4. Voilà pour la concupiscence des yeux. Combien de maux dans l’amour du monde ! C’est là qu’est l’orgueil dans sa plénitude. Et quoi de pire que l’orgueil ? Écoute la parole du Seigneur : « Dieu résiste aux orgueilleux et donne sa grâce aux humbles[1] ». Donc, l’amour du monde est coupable à son tour. Mais, dira quelqu’un, les grands du monde n’en sauraient être exempts. Ils le peuvent, sans aucun doute. Un de leurs auteurs, je ne sais lequel, a dit : « Nous rejetons nos fautes sur nos affaires[2] ». Ils le peuvent sans aucun doute. L’homme a le pouvoir de se diriger. Se dresser, pour lui, c’est se diriger. Mais le cœur humain tend toujours à s’élever. Qu’on en réprime la tendance. Qu’il se reconnaisse homme, celui qui veut juger d’un autre homme. La dignité peut différer, la fragilité est la même pour tous. Se nourrir de ces saintes et pieuses pensées, c’est avoir la force et ne point chercher à s’élever. Telle est la victoire qu’a remportée Cyprien. Que n’a-t-il pas dû vaincre, lui qui a méprisé cette vie pleine de tentations ? Le juge le menace de la mort, et il confesse le Christ ; il est prêt à mourir pour le Christ. Dès que la mort sera venue, il n’y aura plus ni ambition, ni curiosité des yeux, ni convoitise des voluptés charnelles et honteuses. Le mépris seul de la vie nous fait tout surmonter.
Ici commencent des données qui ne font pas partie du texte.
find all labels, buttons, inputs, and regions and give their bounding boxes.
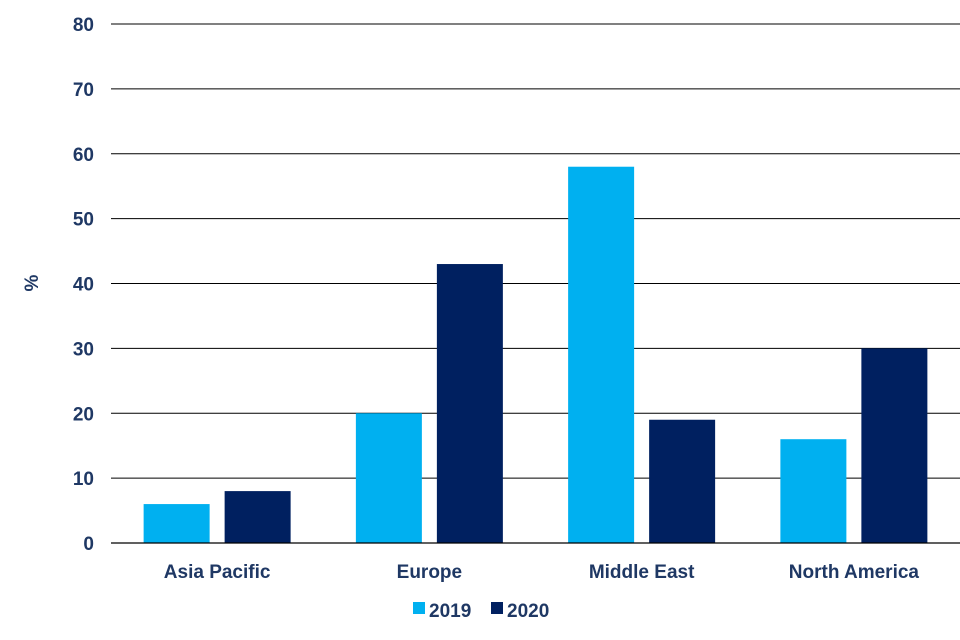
y-tick-label: 50 <box>73 210 94 231</box>
y-tick-label: 60 <box>73 145 94 166</box>
bar-2020-north-america <box>861 348 928 543</box>
legend-label-2020: 2020 <box>507 601 549 622</box>
bar-2020-middle-east <box>649 419 716 543</box>
y-tick-label: 80 <box>73 15 94 36</box>
y-tick-label: 40 <box>73 275 94 296</box>
bar-2020-europe <box>436 264 503 543</box>
bar-2019-north-america <box>780 439 847 543</box>
bar-2019-middle-east <box>568 166 635 543</box>
bar-2020-asia-pacific <box>224 491 291 543</box>
bar-2019-asia-pacific <box>143 504 210 543</box>
legend-swatch-2020 <box>491 602 503 614</box>
y-tick-label: 30 <box>73 339 94 360</box>
y-axis-title: % <box>22 274 43 291</box>
legend: 2019 2020 <box>413 601 549 622</box>
legend-label-2019: 2019 <box>429 601 471 622</box>
x-category-label: Europe <box>397 562 462 583</box>
y-tick-label: 70 <box>73 80 94 101</box>
y-tick-label: 20 <box>73 404 94 425</box>
x-category-label: North America <box>789 562 920 583</box>
bars <box>143 166 928 543</box>
y-tick-label: 0 <box>83 534 94 555</box>
x-category-label: Middle East <box>589 562 695 583</box>
x-axis-categories: Asia Pacific Europe Middle East North Ameri… <box>164 562 920 583</box>
y-tick-label: 10 <box>73 469 94 490</box>
legend-swatch-2019 <box>413 602 425 614</box>
x-category-label: Asia Pacific <box>164 562 271 583</box>
gridlines <box>111 23 960 479</box>
bar-2019-europe <box>355 413 422 543</box>
y-axis-ticks: 0 10 20 30 40 50 60 70 80 <box>73 15 94 555</box>
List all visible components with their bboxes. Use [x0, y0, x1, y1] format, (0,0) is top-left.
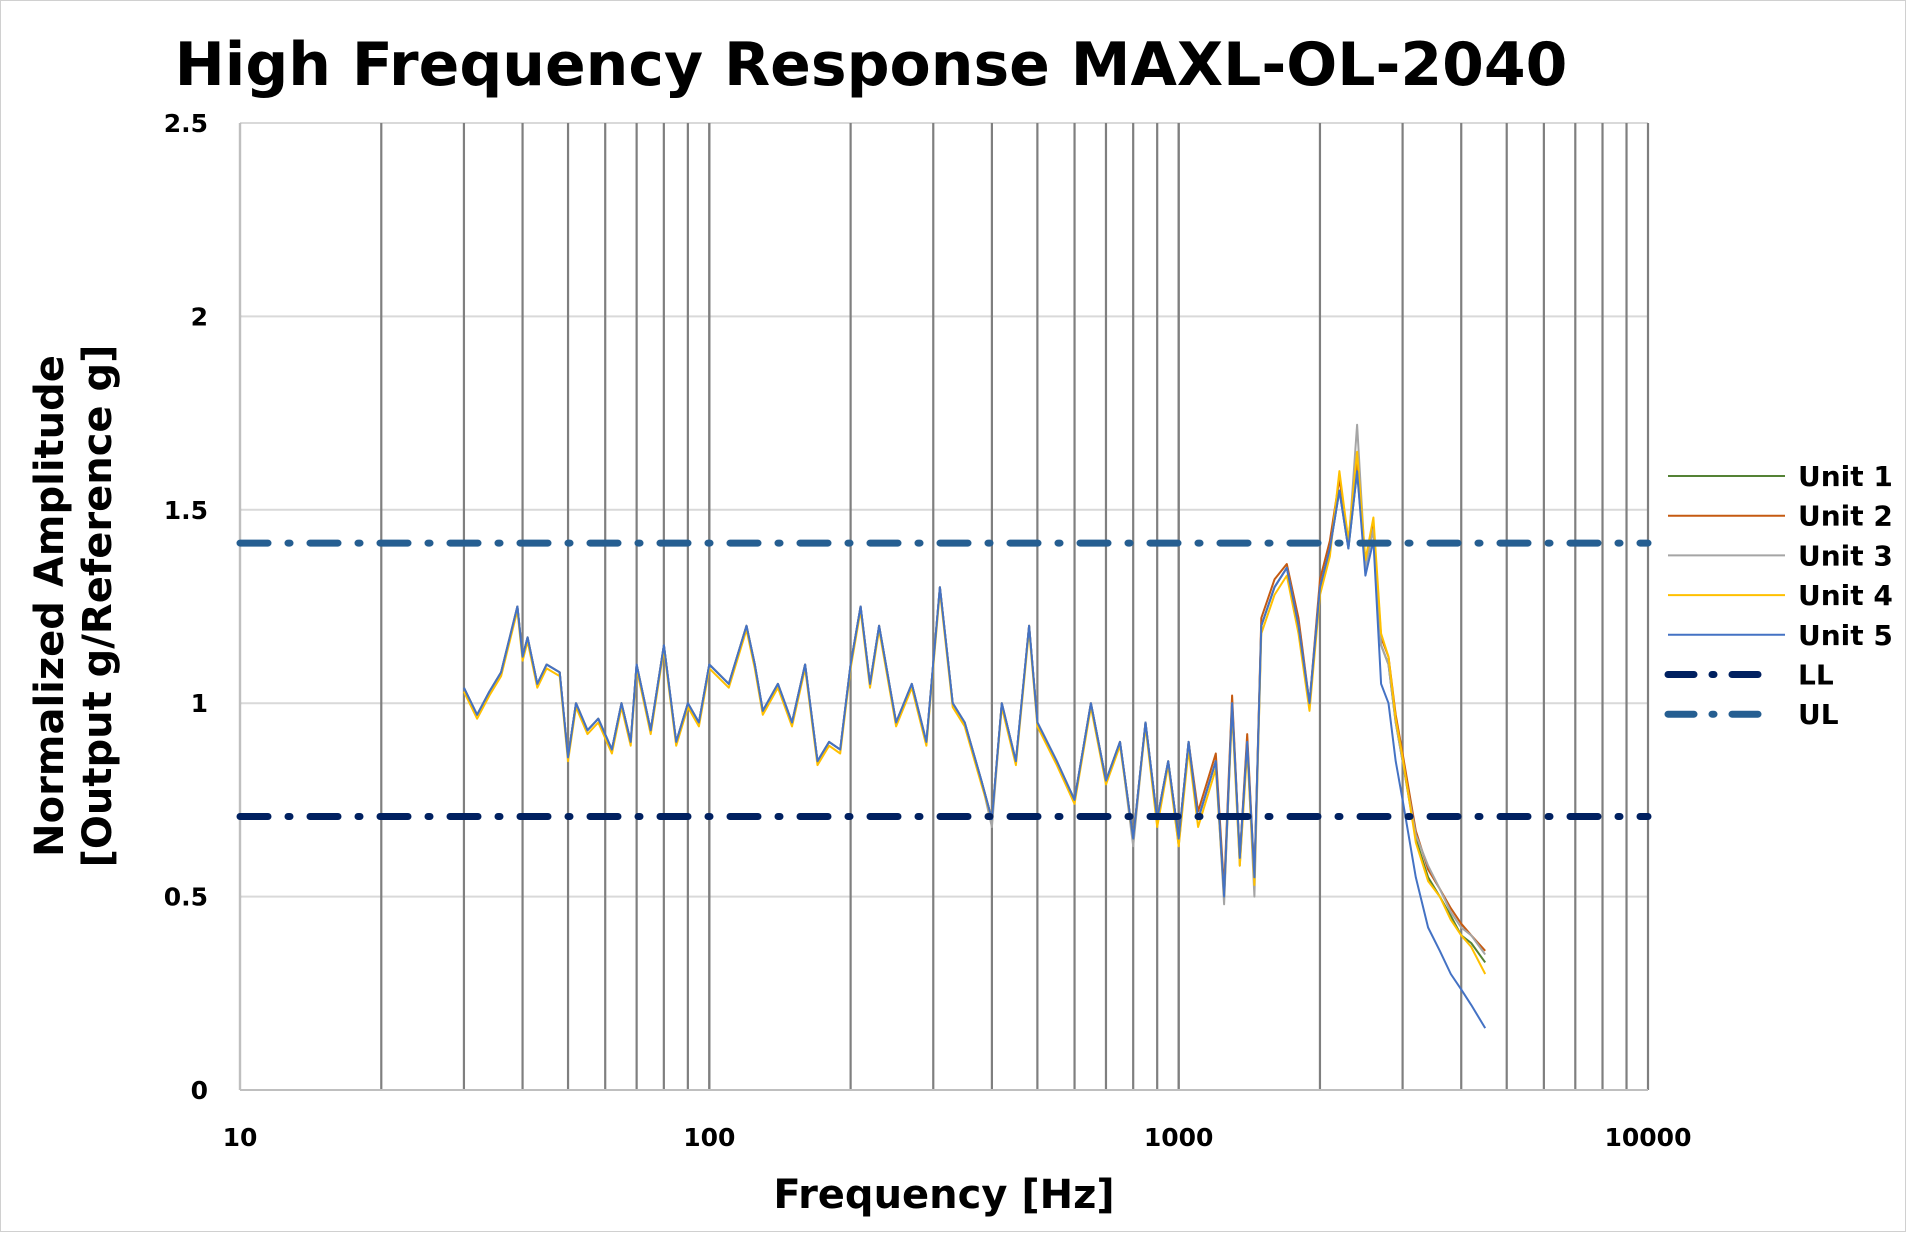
- legend-unit-5-label: Unit 5: [1798, 619, 1893, 652]
- legend: Unit 1 Unit 2 Unit 3 Unit 4 Unit 5 LL UL: [1664, 460, 1893, 731]
- x-tick-label: 100: [683, 1123, 735, 1152]
- y-tick-label: 2: [191, 302, 208, 331]
- y-tick-label: 1: [191, 689, 208, 718]
- x-tick-label: 1000: [1144, 1123, 1214, 1152]
- y-axis-label-line1: Normalized Amplitude: [27, 355, 73, 857]
- legend-ll-label: LL: [1798, 659, 1834, 692]
- legend-unit-1-label: Unit 1: [1798, 460, 1893, 493]
- series-line-unit-3: [463, 423, 1487, 956]
- series-line-unit-5: [463, 470, 1487, 1029]
- y-tick-label: 0.5: [164, 883, 208, 912]
- x-axis-label: Frequency [Hz]: [773, 1172, 1114, 1218]
- legend-unit-3-label: Unit 3: [1798, 539, 1893, 572]
- y-tick-label: 2.5: [164, 109, 208, 138]
- legend-unit-4-label: Unit 4: [1798, 579, 1893, 612]
- y-axis-label-line2: [Output g/Reference g]: [75, 345, 121, 868]
- legend-ul-label: UL: [1798, 698, 1839, 731]
- x-tick-label: 10: [223, 1123, 258, 1152]
- x-tick-label: 10000: [1605, 1123, 1692, 1152]
- y-tick-label: 1.5: [164, 496, 208, 525]
- y-tick-label: 0: [191, 1076, 208, 1105]
- chart-title: High Frequency Response MAXL-OL-2040: [175, 30, 1568, 100]
- legend-unit-2-label: Unit 2: [1798, 500, 1893, 533]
5. Béni soit donc dans le Seigneur le bienheureux Cyprien, qui a triomphé de tous ces obstacles. Comment l’eût-il pu, sans le secours du Seigneur ? Comment vaincre, si le divin spectateur qui préparait une couronne au vainqueur n’eût aussi donné des forces à l’athlète ? Lui-même tressaille d’une sainte joie, il tressaille pour nous et non pour lui, quand on le bénit dans le Seigneur ; car il est véritablement doux, et il est écrit : « Mon âme sera bénie dans le Seigneur ; que les cœurs doux entendent et partagent ma joie[3] ». Il était doux, et il veut que son âme soit louée dans le Seigneur. Oui, que son âme soit bénie dans le Seigneur. Qu’il y ait aussi des honneurs pour son corps, car « précieuse est devant Dieu la mort de ses saints[4] ». Qu’on le chante saintement, comme il convient à des chrétiens. Car nous n’élevons pas à Cyprien des autels comme au Seigneur, mais nous faisons de Cyprien un autel au vrai Dieu[5].

  1. Jac. 4, 8
  2. Serait-ce Sénèque, epist. 50 ad Lucil. : Ut intelligas tua vitia esse, quœ putas rerum ?
  3. Psa. 31, 3
  4. Id. 72, 1
  5. On peut comparer la fin du sermon CCCXIII, avec celle du sermon CCCX, n° 2.